The prevalent mode of document preparation to date has been (1) a serial mode of manufacturing and (2) a dependency on data source availability that controls publishing schedules. The process also entails transferring client data from their preparation system, such as Word, to another manufacturing system for typesetting and preparation for print. In this process, the printer can introduce printer's errors (PEs, not billable to client), which must be separated from author's alterations (AAs, billable) during the billing process.
When a set of documents shares text or other elements, any changes to the elements must be rippled through the entire set of documents, which often have different publication dates. The prevalent manual solution is to distribute notes to the editors responsible for individual documents that require changes. This method does not guarantee currency (because of other changes that may occur during the elapsed time between publication dates) and does not enforce the change process itself.
Older electronic methods of approaching this problem, such as the boilerplate library, introduced on early proprietary word-processing systems, often imported the boilerplate element into the document itself. A later, more generalized method involved the use of Standard Generalized Markup Language (SGML), an ISO international standard. SGML sets out a standard, open method for writing a set of rules for marking up a group of documents sharing the same general structure and content types. SGML introduced a method for storing boilerplate or standing text and inserting it by reference; the boilerplate could reside outside the document itself.
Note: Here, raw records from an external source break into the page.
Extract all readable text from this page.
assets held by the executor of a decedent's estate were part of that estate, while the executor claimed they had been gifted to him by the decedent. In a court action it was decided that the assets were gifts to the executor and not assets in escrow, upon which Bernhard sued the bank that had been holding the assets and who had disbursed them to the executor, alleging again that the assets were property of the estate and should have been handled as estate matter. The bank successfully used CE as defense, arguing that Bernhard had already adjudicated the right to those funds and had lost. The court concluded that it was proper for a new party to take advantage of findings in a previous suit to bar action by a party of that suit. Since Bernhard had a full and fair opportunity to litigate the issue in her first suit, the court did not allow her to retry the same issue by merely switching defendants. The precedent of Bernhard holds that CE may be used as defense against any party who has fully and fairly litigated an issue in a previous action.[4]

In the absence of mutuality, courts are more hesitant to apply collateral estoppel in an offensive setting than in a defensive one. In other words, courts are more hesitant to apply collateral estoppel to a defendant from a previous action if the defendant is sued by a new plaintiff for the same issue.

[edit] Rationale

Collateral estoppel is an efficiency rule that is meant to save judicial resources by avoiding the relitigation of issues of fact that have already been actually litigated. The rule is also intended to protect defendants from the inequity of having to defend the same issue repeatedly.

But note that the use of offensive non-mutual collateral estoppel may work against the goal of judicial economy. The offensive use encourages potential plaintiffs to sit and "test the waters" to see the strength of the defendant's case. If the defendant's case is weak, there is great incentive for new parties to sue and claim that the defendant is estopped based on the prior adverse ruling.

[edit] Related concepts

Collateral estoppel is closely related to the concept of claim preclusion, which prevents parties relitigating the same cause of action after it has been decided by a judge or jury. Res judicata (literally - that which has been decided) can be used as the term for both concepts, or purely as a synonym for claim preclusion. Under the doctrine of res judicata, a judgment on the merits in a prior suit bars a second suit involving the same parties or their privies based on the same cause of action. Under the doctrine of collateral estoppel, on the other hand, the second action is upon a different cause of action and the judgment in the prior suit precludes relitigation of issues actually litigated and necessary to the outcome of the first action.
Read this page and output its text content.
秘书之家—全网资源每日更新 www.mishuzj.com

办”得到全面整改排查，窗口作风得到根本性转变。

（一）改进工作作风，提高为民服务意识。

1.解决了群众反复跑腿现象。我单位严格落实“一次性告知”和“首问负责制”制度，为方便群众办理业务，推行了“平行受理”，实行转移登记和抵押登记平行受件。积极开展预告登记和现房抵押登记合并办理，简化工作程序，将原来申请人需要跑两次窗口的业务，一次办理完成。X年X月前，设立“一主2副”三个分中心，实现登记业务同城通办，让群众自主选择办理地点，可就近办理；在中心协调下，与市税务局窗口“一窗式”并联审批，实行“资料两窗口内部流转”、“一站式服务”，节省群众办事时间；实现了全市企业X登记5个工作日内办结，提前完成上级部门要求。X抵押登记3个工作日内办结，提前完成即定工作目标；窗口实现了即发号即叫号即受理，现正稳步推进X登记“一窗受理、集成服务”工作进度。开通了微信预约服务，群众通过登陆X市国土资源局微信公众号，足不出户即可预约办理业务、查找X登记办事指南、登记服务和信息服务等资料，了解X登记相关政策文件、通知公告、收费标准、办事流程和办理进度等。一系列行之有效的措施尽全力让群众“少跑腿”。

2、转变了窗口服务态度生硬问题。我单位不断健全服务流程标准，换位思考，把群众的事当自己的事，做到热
However, the reference was still embedded in the document stream and the document had to identify the source of the boilerplate reference. There was no efficient way to handle fragment publishing.
A later adaptation of SGML is Extensible Markup Language (XML), also a method of describing the structure and content elements of documents, it has won acceptance on the World Wide Web (WWW). XML, like SGML, effectively separates structure and content from visual formatting. The challenge posed to the inventors was to develop a mechanism that effectively incorporated shared elements without embedding them in a streaming document. The invention's use of XML solved the problem of enforcing structure and describing content, and a further separation—of structure from content—was realized by using XML elements to point to content without containing it. The result is a virtual document.